We can’t put the parochial demands of a few powerful CEOs ahead of an entire nation’s hopes, dreams, and aspirations. The basic social contract is that citizens agree to follow the law, pay their taxes, devote their love and loyalty to their country and in exchange, the nation commits to preserve and protect and serve their interest, safeguard their freedom, and return to them in kind their first allegiance of loyalty. The job of elected officials is to answer to the people who sent them to Washington–not to scorn them, not to demean them, not to mock them, not to sell their jobs and dreams to the highest bidder.”
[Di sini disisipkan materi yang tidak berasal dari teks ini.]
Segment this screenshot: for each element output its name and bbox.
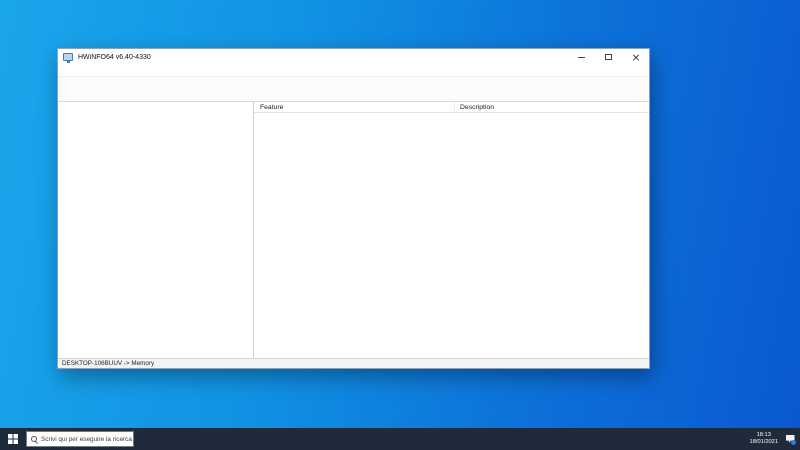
feature-list: Feature Description [254, 102, 649, 358]
column-feature[interactable]: Feature [254, 102, 455, 112]
hwinfo-window: HWiNFO64 v6.40-4330 Feature Description … [57, 48, 650, 369]
column-description[interactable]: Description [455, 104, 494, 111]
status-bar: DESKTOP-106BUUV -> Memory [58, 358, 649, 368]
device-tree [58, 102, 254, 358]
search-placeholder: Scrivi qui per eseguire la ricerca [41, 435, 132, 443]
windows-logo-icon [8, 434, 18, 444]
window-title: HWiNFO64 v6.40-4330 [78, 53, 151, 61]
menu-bar [58, 65, 649, 77]
start-button[interactable] [0, 428, 26, 450]
action-center-button[interactable] [783, 428, 797, 450]
taskbar-search[interactable]: Scrivi qui per eseguire la ricerca [26, 431, 134, 447]
close-button[interactable] [622, 49, 649, 65]
system-tray: 18:13 18/01/2021 [745, 428, 800, 450]
window-main: Feature Description [58, 102, 649, 358]
maximize-button[interactable] [595, 49, 622, 65]
toolbar [58, 77, 649, 102]
taskbar-clock[interactable]: 18:13 18/01/2021 [750, 432, 778, 446]
list-header: Feature Description [254, 102, 649, 113]
taskbar: Scrivi qui per eseguire la ricerca 18:13… [0, 428, 800, 450]
notification-badge [791, 440, 796, 445]
close-icon [632, 53, 640, 61]
feature-rows [254, 113, 649, 358]
minimize-icon [578, 56, 585, 58]
app-icon [63, 53, 73, 63]
clock-date: 18/01/2021 [749, 439, 778, 445]
maximize-icon [605, 54, 612, 60]
search-icon [31, 436, 37, 442]
minimize-button[interactable] [568, 49, 595, 65]
clock-time: 18:13 [756, 432, 771, 439]
window-titlebar[interactable]: HWiNFO64 v6.40-4330 [58, 49, 649, 65]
Benar, Jokowi, JK dan PDIP harus ingat siapa yang membawa mereka ke kursi empuk pemerintahan negara ini, tidak lain daripada rakyat Indonesia, sehingga mereka harus mementingkan kepentingan rakyat Indonesia dan bukan malah menjual aset-aset negara ini yang seyogyanya digunakan untuk rakyat kepada negara-negara asing!